Tsubasa Kohyama, an atmospheric sciences doctorate student, observed a slight difference in the Earth’s air pressure while studying atmospheric waves, which prompted Kohyama and atmospheric sciences professor John Wallace to investigate the occurrence. The recent UW study used a global grid of data to confirm that air pressure on the Earth’s surface varies with the moon phases, which strengthened Wallace and Kohyama’s inclination.
When the moon is overhead, its gravitational pull causes Earth’s atmosphere to bulge towards it. This pull increases the weight or pressure of the atmosphere on this side. The Moon’s force is trying to suck the Earth’s atmosphere closer to it, while affecting the amount of air inside it at the same time. According to the study, higher atmospheric air pressure increases the temperature of air particle on earth, which increases the amount of moisture that those particles can contain. This moisture capacity affects the amount of rain and lower humidity is less likely to result in precipitation according to Kohyama.
“No one should carry an umbrella just because the moon is rising,” Kohyama says.

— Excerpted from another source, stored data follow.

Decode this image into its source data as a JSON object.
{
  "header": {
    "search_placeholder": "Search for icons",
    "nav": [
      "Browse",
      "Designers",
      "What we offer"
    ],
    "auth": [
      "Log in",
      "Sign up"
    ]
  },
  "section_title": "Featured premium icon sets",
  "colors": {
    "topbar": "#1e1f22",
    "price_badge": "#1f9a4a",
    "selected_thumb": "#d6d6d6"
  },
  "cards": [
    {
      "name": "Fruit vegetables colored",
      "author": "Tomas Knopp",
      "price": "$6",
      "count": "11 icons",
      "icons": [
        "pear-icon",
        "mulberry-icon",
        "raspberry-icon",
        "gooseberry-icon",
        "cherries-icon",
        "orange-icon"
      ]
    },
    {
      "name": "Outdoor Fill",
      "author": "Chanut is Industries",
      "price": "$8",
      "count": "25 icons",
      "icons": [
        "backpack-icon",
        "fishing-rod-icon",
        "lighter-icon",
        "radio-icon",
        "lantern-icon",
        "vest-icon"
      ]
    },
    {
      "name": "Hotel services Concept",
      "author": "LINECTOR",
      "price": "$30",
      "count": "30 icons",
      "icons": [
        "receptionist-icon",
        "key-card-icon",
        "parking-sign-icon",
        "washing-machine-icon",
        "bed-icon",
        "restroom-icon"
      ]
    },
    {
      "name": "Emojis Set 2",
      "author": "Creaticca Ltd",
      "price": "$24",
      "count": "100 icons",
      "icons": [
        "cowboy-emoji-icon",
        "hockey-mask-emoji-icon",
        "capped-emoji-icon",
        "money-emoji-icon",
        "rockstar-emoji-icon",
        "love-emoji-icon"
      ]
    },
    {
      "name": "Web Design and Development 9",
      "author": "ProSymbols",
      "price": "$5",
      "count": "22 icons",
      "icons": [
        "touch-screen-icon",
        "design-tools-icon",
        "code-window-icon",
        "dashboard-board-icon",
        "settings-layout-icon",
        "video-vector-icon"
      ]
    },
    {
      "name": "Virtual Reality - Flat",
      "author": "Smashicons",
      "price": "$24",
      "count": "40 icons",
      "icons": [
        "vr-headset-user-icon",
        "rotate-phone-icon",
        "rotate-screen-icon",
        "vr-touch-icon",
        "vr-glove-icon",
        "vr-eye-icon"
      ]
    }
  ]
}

Kohyama and Wallace studied data from NASA and the Tropical Rainfall Measuring Mission satellite of the Japan Aerospace Exploration Agency, which revealed that rain is lighter when the Moon is high. However, the change is only about one percent of total rainfall variation. This study allows scientists to form better climate models based on the Moon’s position and gives the general public insight on the Moon’s true affects on rainfall.